<報告書のポイント>
宅地建物取引業法第35条に規定する重要事項説明は、近年説明項目が増加する傾向にあり、消費者にとって何が重要であるかがわかりにくくなっているとの指摘を踏まえ、消費者が取引を行うに当たって必要とする情報を消費者が理解できる形で適切に提供する方策を検討することが重要であるとの問題意識に立ち、重要事項説明の合理化に向けた見直しについて、以下の検討を行った。
1. 課題の抽出
- 重要事項説明は、実態として契約締結直前になされることが多いが、一方で、消費者の大多数は契約締結の一定期間前に説明を受けることが望ましいと認識している。具体的には、消費者としては、契約締結直前に書面を交付されて説明を受けるのでは、契約締結までに検討する時間的余裕が十分に確保できないとの指摘がある。
- 全体の説明項目数が増加傾向にあるため、説明に長時間を要する場合もあり、消費者にとっては一度にすべての項目について説明を受けても、そのうちどの項目が自分にとって特に重要なのかがかえってわかりにくくなっている。

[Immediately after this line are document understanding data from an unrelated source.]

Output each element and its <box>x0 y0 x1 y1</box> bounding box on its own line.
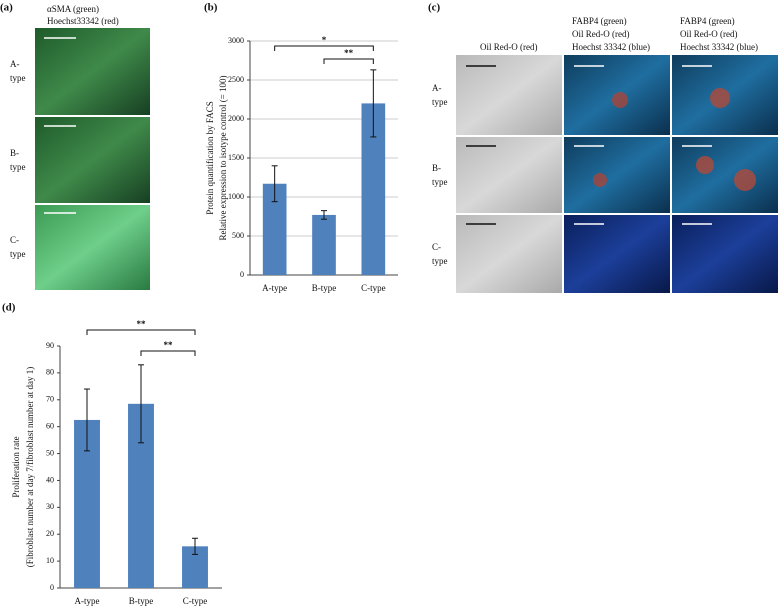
row-label: C- <box>432 242 441 252</box>
y-tick-label: 2500 <box>228 75 244 84</box>
image <box>456 137 562 213</box>
image <box>35 28 150 115</box>
significance-bracket <box>274 45 374 51</box>
row-label: A- <box>10 59 20 69</box>
row-label: type <box>10 73 26 83</box>
image-header: αSMA (green) <box>47 4 99 14</box>
column-header: Oil Red-O (red) <box>572 29 629 39</box>
bar <box>361 103 386 276</box>
significance-label: * <box>322 35 327 45</box>
y-tick-label: 0 <box>50 583 54 592</box>
bar <box>312 214 336 275</box>
micrographs-c <box>456 55 778 293</box>
row-label: B- <box>10 148 19 158</box>
panel-label: (a) <box>0 2 13 14</box>
y-tick-label: 80 <box>46 368 54 377</box>
image <box>35 205 150 290</box>
image <box>35 117 150 203</box>
column-header: Oil Red-O (red) <box>480 42 537 52</box>
panel-label: (d) <box>2 302 16 314</box>
y-axis-label: (Fibroblast number at day 7/fibroblast n… <box>25 367 35 567</box>
y-tick-label: 10 <box>46 556 54 565</box>
y-tick-label: 40 <box>46 475 54 484</box>
column-header: Hoechst 33342 (blue) <box>680 42 758 52</box>
panel-label: (c) <box>428 2 441 14</box>
y-tick-label: 3000 <box>228 36 244 45</box>
significance-bracket <box>140 350 196 356</box>
y-tick-label: 30 <box>46 502 54 511</box>
row-label: B- <box>432 163 441 173</box>
row-label: type <box>10 162 26 172</box>
y-axis-label: Proliferation rate <box>11 436 21 497</box>
significance-bracket <box>86 329 196 335</box>
row-label: C- <box>10 235 19 245</box>
image <box>672 215 778 293</box>
significance-label: ** <box>344 48 354 58</box>
image <box>564 215 670 293</box>
y-axis-label: Protein quantification by FACS <box>205 101 215 215</box>
cell <box>696 156 714 174</box>
cell <box>612 92 628 108</box>
image <box>456 55 562 135</box>
cell <box>593 173 607 187</box>
y-tick-label: 2000 <box>228 114 244 123</box>
y-tick-label: 500 <box>232 231 244 240</box>
image <box>672 137 778 213</box>
significance-bracket <box>323 58 374 64</box>
column-header: Hoechst 33342 (blue) <box>572 42 650 52</box>
x-tick-label: C-type <box>361 283 386 293</box>
x-tick-label: A-type <box>262 283 287 293</box>
row-label: A- <box>432 83 442 93</box>
significance-label: ** <box>137 319 147 329</box>
row-label: type <box>10 249 26 259</box>
y-tick-label: 1500 <box>228 153 244 162</box>
y-tick-label: 70 <box>46 395 54 404</box>
x-tick-label: B-type <box>312 283 337 293</box>
image <box>564 137 670 213</box>
y-tick-label: 1000 <box>228 192 244 201</box>
y-tick-label: 90 <box>46 341 54 350</box>
panel-label: (b) <box>204 2 218 14</box>
micrographs-a <box>35 28 150 290</box>
column-header: Oil Red-O (red) <box>680 29 737 39</box>
x-tick-label: B-type <box>129 596 154 606</box>
image <box>456 215 562 293</box>
y-axis-label: Relative expression to isotype control (… <box>218 75 228 240</box>
y-tick-label: 60 <box>46 421 54 430</box>
cell <box>710 88 730 108</box>
y-tick-label: 50 <box>46 448 54 457</box>
y-tick-label: 0 <box>240 270 244 279</box>
row-label: type <box>432 177 448 187</box>
bar <box>262 183 287 275</box>
row-label: type <box>432 256 448 266</box>
row-label: type <box>432 97 448 107</box>
column-header: FABP4 (green) <box>680 16 735 26</box>
column-header: FABP4 (green) <box>572 16 627 26</box>
image-header: Hoechst33342 (red) <box>47 16 119 26</box>
significance-label: ** <box>164 340 174 350</box>
cell <box>734 169 756 191</box>
y-tick-label: 20 <box>46 529 54 538</box>
x-tick-label: A-type <box>75 596 100 606</box>
x-tick-label: C-type <box>183 596 208 606</box>
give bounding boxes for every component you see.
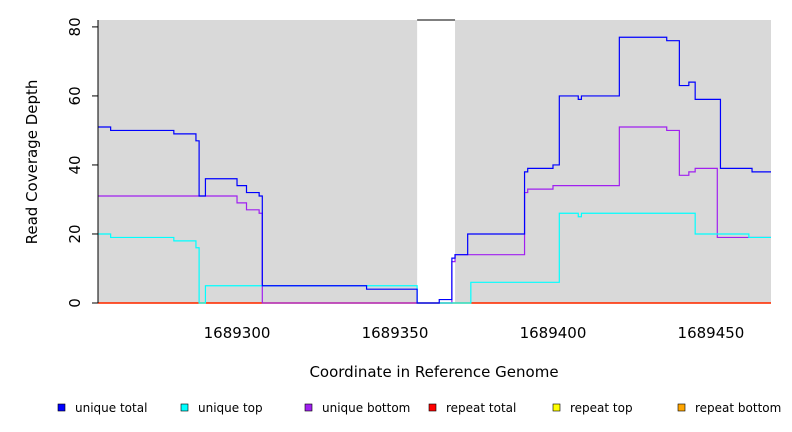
legend-item-unique-bottom: unique bottom xyxy=(304,401,410,415)
plot-area-left xyxy=(98,20,418,303)
y-tick-label: 20 xyxy=(66,224,84,243)
legend-label: repeat total xyxy=(446,401,516,415)
legend-item-repeat-total: repeat total xyxy=(428,401,516,415)
plot-area-right xyxy=(455,20,771,303)
legend-item-unique-total: unique total xyxy=(57,401,147,415)
series-line-unique-total xyxy=(98,36,771,304)
legend: unique total unique top unique bottom repea… xyxy=(57,401,781,415)
legend-swatch xyxy=(180,403,189,412)
y-tick-label: 0 xyxy=(66,298,84,308)
legend-item-repeat-top: repeat top xyxy=(552,401,633,415)
x-tick-label: 1689350 xyxy=(362,324,429,342)
x-axis-label: Coordinate in Reference Genome xyxy=(309,363,558,381)
legend-label: unique top xyxy=(198,401,263,415)
axes: 0 20 40 60 80 1689300 1689350 1689400 1689450 xyxy=(66,17,744,342)
x-tick-label: 1689400 xyxy=(520,324,587,342)
x-tick-label: 1689450 xyxy=(678,324,745,342)
legend-label: unique total xyxy=(75,401,147,415)
y-tick-label: 40 xyxy=(66,155,84,174)
legend-label: repeat bottom xyxy=(695,401,781,415)
y-axis-label: Read Coverage Depth xyxy=(23,80,41,245)
legend-item-repeat-bottom: repeat bottom xyxy=(677,401,781,415)
plot-background xyxy=(98,19,771,303)
legend-swatch xyxy=(552,403,561,412)
x-tick-label: 1689300 xyxy=(204,324,271,342)
y-tick-label: 80 xyxy=(66,17,84,36)
y-tick-label: 60 xyxy=(66,86,84,105)
legend-item-unique-top: unique top xyxy=(180,401,263,415)
legend-swatch xyxy=(57,403,66,412)
legend-swatch xyxy=(304,403,313,412)
legend-swatch xyxy=(677,403,686,412)
legend-swatch xyxy=(428,403,437,412)
series-line-unique-bottom xyxy=(98,126,771,304)
legend-label: unique bottom xyxy=(322,401,410,415)
series-layer xyxy=(98,36,771,304)
legend-label: repeat top xyxy=(570,401,633,415)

- インターネット、電子メール等の情報通信技術を重要事項説明の際に活用することが必要。
2. 課題に対する対応策及び今後の検討の方向性
(1)重要事項説明書の説明前交付
- 消費者が契約内容を十分に理解、認識した上で、自己の意思に基づいて契約締結を行うためには、重要事項説明が行われる前に重要事項について記載した書面を受け取ってその内容を検討した上で重要事項説明に臨むことができるよう、重要事項説明書を説明の一定期日前までに消費者に対して交付することとすることが適当。
(2)口頭説明を不要とする項目の整理
- 消費者にとって意思決定の判断材料となるべき要点をわかりやすくするため、(1)の重要事項説明書の説明前交付を行う制度とすることを前提として、一般の消費者が書面の記載を読めば十分に理解できる項目を制度的に選定し、当該項目については、交付する書面に記載さえすれば口頭説明までは不要とすることが適当。
(3)その他の方策
- 一般的な重要事項説明書のひな型や各項目についての解説書、重要事項説明用の専門用語集、イラスト付きの解説本等の作成及びインターネットへの掲載等が有効。